The long road beyond Roxham for asylum seekers in Canada

A woman looks back before stepping into Canada at the unofficial border crossing. File photo: Zach Hirsch

Emile Louisdor Joseph pulled up a photograph on his phone of his twin daughters, grinning in graduation caps and gowns. 

“That’s when they graduated from high school,” he said, in Florida, in 2018. Joseph had missed the ceremony. Almost 40 years in the United States, he had traveled to Canada the year before.

Beginning after the 2016 election of President Donald Trump, hundreds of people from around the world began arriving in Plattsburgh, NY by bus, by train and by air. They continued by taxi to a tiny Clinton County road that dead-ends at the Canadian border, where they had heard they could request asylum in Canada.

Originally from Haiti, Louisdor has nine adult children all born in the United States. But, by the time he decided to leave the country, his application for an American green card had stalled. He lost the job he’d had for more than a decade when his employer realized his work authorization had expired. 

“I say ‘well, I can’t do nothing,’” he recalled thinking. “I had a lot of friends who leave the country. I say, ‘Well, let me take my chance and I'll leave too.’”

Concerned about the possibility of violence or kidnapping if he returned to Haiti, Joseph turned north. He flew from West Palm Beach, FL to Plattsburgh before traveling on to to Roxham Road where, like more than 40,000 people have done since early 2017, he turned himself in to Canadian police. 

Government statistics provided to a University of Toronto researcher show that more than a third of those who arrived via Roxham Road that first year originally came from Haiti.  

“I think 2017 is probably the highest [number] we've ever had,” said Frantz André, who runs an organization that works with new Haitian immigrants to Quebec. 

André said many feared the Trump administration would end a program that allowed some Haitians to stay in the United States. Word about the route to Canada spread on social media, he said, as well as a tweet by Canadian Prime Minister Justin Trudeau reading, “to those fleeing persecution, terror & war, Canadians will welcome you.”
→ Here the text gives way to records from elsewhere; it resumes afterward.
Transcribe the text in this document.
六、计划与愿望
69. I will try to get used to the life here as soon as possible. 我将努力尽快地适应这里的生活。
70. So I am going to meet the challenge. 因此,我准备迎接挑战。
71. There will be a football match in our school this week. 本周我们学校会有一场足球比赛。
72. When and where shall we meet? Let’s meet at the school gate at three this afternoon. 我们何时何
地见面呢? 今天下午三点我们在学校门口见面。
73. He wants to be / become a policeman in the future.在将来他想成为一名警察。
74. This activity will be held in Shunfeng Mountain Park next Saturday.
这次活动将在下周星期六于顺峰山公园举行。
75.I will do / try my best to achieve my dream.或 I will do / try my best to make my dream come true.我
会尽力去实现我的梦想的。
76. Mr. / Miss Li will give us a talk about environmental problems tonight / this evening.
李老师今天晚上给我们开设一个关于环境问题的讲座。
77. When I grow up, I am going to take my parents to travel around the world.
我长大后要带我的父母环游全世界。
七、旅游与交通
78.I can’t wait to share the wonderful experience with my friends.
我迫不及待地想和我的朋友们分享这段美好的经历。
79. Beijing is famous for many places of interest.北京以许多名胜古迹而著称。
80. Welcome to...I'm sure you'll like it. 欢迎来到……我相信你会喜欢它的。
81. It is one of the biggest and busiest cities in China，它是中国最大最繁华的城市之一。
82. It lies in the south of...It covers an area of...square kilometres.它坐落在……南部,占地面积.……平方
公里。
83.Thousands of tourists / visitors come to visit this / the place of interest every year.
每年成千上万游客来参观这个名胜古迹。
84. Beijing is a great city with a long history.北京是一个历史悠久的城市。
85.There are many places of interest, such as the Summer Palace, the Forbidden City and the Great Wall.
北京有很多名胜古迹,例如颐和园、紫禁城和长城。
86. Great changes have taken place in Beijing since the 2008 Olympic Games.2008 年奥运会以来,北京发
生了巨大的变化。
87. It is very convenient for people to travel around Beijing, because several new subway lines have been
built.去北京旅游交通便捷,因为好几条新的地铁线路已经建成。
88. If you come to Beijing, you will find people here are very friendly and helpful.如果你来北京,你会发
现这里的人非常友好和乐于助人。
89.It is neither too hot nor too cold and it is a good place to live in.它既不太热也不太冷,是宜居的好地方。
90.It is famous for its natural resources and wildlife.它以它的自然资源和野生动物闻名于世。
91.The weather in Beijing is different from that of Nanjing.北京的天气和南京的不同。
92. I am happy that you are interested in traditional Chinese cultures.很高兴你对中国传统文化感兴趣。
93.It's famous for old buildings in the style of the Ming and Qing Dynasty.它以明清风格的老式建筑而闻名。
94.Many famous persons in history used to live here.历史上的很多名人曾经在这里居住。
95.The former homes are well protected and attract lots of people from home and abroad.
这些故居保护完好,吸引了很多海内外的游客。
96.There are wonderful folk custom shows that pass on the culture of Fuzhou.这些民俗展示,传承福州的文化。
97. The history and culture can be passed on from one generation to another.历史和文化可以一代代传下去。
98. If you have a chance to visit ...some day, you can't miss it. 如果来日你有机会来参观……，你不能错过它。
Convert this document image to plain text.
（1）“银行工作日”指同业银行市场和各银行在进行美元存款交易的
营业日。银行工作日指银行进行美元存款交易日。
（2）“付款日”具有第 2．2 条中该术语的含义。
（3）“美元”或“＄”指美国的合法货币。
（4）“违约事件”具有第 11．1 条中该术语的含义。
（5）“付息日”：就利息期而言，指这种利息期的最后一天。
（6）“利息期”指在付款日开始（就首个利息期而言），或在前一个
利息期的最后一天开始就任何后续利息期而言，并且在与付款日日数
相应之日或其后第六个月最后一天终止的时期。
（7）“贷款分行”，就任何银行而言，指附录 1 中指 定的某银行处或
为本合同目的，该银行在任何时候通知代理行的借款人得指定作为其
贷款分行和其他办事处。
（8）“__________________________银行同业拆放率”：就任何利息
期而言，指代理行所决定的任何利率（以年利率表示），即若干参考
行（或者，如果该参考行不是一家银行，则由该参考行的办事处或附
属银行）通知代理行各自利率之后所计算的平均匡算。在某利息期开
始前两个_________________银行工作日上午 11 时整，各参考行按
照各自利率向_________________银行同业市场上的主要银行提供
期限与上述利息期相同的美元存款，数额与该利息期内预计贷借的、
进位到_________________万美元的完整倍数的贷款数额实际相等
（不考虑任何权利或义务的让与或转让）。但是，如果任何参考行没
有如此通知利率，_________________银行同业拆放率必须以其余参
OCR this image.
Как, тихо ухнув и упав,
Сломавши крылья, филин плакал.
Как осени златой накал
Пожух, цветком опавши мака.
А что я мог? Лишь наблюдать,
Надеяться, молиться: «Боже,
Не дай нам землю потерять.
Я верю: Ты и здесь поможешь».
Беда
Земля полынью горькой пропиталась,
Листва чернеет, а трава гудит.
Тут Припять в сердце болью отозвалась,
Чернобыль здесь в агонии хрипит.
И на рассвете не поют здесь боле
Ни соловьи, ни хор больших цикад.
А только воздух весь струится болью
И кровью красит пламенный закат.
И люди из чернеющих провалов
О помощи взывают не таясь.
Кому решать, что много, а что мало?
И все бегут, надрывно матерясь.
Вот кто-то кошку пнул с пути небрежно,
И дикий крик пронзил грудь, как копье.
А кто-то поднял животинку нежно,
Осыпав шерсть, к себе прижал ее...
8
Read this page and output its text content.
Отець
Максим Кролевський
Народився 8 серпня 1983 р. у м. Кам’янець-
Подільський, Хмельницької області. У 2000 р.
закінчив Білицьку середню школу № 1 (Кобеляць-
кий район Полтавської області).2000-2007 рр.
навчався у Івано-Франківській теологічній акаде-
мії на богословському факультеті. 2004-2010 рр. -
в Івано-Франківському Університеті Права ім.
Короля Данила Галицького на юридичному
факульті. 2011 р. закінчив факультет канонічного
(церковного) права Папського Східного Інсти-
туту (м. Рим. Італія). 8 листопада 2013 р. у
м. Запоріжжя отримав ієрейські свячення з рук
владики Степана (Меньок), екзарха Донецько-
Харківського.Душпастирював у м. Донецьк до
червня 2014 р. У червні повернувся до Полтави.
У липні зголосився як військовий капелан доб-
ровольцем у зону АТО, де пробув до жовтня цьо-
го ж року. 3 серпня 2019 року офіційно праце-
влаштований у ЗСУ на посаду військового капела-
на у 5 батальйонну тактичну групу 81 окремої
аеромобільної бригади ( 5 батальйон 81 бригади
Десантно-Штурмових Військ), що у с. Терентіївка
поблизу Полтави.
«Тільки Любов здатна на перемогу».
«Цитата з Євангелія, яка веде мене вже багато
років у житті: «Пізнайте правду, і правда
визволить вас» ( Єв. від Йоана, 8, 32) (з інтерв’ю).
Canada’s federal and local governments housed thousands of asylum-seekers in emergency shelters and even in Montreal’s Olympic Stadium, where Joseph stayed when he first arrived.

André says it took time to for people to receive responses to their applications to remain in Canada. 

“There was already a backlog of thousands of asylum seekers files which were not actually process[ed],” he said. 

Montreal immigration attorney, Mitch Goldberg says the federal government eventually allocated more resources and started processing cases more quickly, including by expediting cases from countries in evident crises, like Syria and Yemen.

“The processing times have come […] now under control,” Goldberg said earlier this year. 

He has received calls from immigrants or their attorneys in the United States who are thinking about coming to Canada to apply for asylum. 

He cautions them that while some asylum-seekers are accepted, others – even if they have compelling humanitarian grounds to stay – do not necessarily meet the narrow grounds for protection. 

“Perhaps they their house was destroyed in a hurricane or an earthquake, for example,” he said, but, if they have not been targeted directly, “they don't fear detention. They don't fear being beaten up or being killed or tortured in your country […] your chances are very small of being recognized as a refugee.”

Where the Roxham Road asylum seekers came from. Click image to enlarge.
Where the Roxham Road asylum seekers came from. Click image to enlarge.
For the 8,500 Haitians who walked across the border, the board’s decisions on requests for asylum have been mixed. Government figures show an acceptance rate of just over 25 percent for the 5,300 who have received responses so far. However, last February, the Canadian government put a temporary stay on deportations to Haiti because of political protests and violence in the country. This has allowed many Haitians to stay in Canada for now.

With Andre’s help preparing his case, Emile Louisdor Joseph was accepted for asylum and had applied to obtain his permanent residency.  

“I'm not happy 100 percent because I'm alone,” he said, by myself.” 

But in a video his twins sent him this winter from Florida, one of them holds up her new American passport, which she had gotten to travel to visit him. 

“I think this month, next month, they'll save enough, and they told me they’re going to give me a surprise and they will be here to see me,” he said it late February. Then, “I['ll] be happy.”

By mid-March, the border had been closed to non-essential travel to slow the spread of Covid19. This week, the Canadian government opened the door to the immediate family-members of citizens and permanent residents. 

In the years since Joseph arrived, others he’s met in similar circumstances have found it so hard to be away from family, especially through the tough winters, that they had tried to cross back into the United States. Prior to the onset of Covid-19, American attorneys reported cases of returnees who have been apprehended by American border agents and faced deportation from the United States to their countries of origin.